Marcovaldo’s thoughts, in the dusty heat of the city, were with his fortunate son, who was surely now passing the hours in the shadow of a pine tree, whistling with a blade of grass in his mouth, keeping an eye on the cows moving slowly in the meadow below, and listening to the trickle of waters in the shade of the valley.

But the boy’s mother couldn’t wait for him to come back. ‘Will he come by train? By bus? It’s a week already… It’s a month already… It’ll be bad weather there…’ And she gave herself no peace, although having one fewer at the table each day was at least some consolation.

‘Lucky him; he’s out there in the fresh air, filling himself with butter and cheese,’ said Marcovaldo, and whenever there appeared to him at the end of the street, lightly veiled in the heat, the jagged white and grey of the mountains, he felt as if he had sunk into a well, by whose light, up above, he seemed to see shimmering fronds of maples and chestnuts, with Michelino up there, idle and happy, amongst milk and honey and blackberry bushes.

But from evening to evening he too was waiting for his son’s return, although not thinking, as the boy’s mother was, about the times of trains and buses; he was listening at night for footsteps on the street, as if the little window in the room were the mouth of a seashell, echoing the sounds of the mountain when you put your ear to it.

And then, one night, having suddenly got up to sit on the bed, it wasn’t an illusion; he heard approaching on the pavement that unmistakeable clattering of cloven hooves, mixed with the clanging of bells.
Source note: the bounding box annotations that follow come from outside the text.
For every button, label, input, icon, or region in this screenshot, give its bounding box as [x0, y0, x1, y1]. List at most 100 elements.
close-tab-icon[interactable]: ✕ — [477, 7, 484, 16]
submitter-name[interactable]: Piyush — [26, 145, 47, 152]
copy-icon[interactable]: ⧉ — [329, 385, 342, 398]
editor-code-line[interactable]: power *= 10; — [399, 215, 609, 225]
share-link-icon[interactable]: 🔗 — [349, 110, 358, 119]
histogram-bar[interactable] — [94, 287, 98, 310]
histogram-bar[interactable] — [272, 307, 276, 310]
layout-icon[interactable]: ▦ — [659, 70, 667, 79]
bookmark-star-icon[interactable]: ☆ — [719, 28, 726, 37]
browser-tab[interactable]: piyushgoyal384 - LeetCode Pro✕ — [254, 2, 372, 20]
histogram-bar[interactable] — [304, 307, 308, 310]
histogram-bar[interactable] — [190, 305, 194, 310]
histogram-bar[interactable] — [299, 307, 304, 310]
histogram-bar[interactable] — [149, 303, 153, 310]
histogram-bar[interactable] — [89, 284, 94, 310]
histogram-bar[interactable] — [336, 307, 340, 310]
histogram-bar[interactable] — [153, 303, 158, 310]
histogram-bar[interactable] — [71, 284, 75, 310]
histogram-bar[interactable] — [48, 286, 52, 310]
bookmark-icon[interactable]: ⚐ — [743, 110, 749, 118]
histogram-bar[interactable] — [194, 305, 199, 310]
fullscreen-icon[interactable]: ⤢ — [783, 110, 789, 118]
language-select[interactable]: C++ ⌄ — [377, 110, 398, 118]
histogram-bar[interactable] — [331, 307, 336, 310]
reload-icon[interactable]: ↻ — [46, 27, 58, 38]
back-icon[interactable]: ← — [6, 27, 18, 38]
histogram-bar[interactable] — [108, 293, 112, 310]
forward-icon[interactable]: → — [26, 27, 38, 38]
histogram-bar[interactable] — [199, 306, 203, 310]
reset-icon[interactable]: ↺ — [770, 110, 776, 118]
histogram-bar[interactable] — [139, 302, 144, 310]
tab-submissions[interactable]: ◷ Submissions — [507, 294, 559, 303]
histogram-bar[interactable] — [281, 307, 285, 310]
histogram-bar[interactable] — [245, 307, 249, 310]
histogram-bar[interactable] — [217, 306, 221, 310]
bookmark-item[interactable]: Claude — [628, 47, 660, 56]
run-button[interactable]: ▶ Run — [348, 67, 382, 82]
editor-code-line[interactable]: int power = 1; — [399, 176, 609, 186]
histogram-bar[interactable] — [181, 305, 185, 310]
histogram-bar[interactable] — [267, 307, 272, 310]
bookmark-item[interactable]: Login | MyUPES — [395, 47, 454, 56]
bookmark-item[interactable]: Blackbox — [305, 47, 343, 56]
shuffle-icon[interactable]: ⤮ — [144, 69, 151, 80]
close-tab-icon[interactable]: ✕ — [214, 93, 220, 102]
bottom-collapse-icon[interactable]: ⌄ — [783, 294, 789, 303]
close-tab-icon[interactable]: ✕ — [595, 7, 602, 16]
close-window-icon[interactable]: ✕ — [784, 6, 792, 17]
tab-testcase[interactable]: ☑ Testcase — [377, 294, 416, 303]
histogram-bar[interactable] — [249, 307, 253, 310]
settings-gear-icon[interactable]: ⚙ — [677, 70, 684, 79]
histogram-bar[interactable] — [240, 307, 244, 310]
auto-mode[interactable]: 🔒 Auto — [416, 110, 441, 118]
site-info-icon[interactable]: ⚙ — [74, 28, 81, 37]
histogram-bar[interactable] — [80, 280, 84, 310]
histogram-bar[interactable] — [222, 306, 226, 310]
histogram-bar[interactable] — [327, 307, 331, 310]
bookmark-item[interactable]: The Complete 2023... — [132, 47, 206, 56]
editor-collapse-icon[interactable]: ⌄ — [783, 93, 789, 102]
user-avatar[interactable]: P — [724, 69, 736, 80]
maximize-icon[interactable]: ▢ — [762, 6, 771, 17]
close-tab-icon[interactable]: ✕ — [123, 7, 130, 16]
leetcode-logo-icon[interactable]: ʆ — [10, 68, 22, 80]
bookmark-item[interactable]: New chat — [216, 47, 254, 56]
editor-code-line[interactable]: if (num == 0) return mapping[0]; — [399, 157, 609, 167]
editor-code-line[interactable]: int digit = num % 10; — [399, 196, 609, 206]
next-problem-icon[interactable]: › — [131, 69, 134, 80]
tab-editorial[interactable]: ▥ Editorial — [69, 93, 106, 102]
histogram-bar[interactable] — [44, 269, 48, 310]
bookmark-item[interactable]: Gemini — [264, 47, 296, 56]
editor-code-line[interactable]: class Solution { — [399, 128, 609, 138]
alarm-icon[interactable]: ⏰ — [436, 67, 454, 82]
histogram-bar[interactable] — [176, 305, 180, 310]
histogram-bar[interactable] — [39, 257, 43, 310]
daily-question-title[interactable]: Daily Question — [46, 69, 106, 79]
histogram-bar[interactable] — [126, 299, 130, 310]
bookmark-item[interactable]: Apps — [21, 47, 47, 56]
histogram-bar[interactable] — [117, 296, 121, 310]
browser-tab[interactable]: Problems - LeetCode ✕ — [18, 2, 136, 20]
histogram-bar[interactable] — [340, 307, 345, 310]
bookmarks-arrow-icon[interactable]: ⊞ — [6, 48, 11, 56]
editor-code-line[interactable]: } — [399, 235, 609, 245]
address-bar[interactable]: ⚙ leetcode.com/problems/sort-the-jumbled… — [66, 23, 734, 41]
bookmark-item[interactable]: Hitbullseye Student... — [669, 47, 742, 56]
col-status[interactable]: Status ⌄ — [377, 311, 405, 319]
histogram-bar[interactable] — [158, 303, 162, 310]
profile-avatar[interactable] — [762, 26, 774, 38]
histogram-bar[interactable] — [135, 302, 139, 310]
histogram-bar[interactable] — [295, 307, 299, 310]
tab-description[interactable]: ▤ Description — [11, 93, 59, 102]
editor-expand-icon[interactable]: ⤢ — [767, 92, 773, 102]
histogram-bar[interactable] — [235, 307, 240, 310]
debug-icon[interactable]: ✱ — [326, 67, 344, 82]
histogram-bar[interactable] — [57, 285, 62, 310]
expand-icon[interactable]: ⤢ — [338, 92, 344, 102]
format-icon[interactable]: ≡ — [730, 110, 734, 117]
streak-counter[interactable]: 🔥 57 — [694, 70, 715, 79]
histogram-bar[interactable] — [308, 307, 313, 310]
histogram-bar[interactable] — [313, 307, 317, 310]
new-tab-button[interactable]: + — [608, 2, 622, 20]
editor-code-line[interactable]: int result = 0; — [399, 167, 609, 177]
They ran into the street, he and the whole family. Slowly and heavily, the herd was returning. And in the midst of the herd, astride the rump of a cow, his hands gripping its collar, his head jiggling at every step, there, half asleep, was Michelino.

They lifted him down bodily. They embraced him and kissed him. He was half stunned.

‘How are you? Was it nice?’

‘Oh… yes…’

‘And did you want to come home?’

‘Yes…’

‘Are the mountains beautiful?’

He stood there, in front of them, his brows furrowed, with a hard look.

‘I worked like a mule,’ he said, and spat in front of him. He had taken on the face of a man. ‘Every evening, carrying the buckets to the milkers, from one beast to another, one beast to another, and then emptying them into the churns, in a hurry, always in more of a hurry, until late. And early in the morning, rolling the churns down to the lorry to take them to town… And counting, always counting: the animals, the churns, and you were in trouble if you made a mistake.’

‘But could you go to the meadows? When the animals were at pasture?’

‘There was never time. Always something to do. For the milk, the bedding, the manure. And all for what? With the excuse that I didn’t have a work permit, how much did they pay me? A pittance. But if you think I’m going to give you any now, you’re mistaken. Come on, let’s go to bed. I’m dead tired.’

He shrugged his shoulders, blew his nose and went into the house.

The herd continued to move away down the street, leaving behind it the mendacious and languorous smells of hay and the sounds of bells.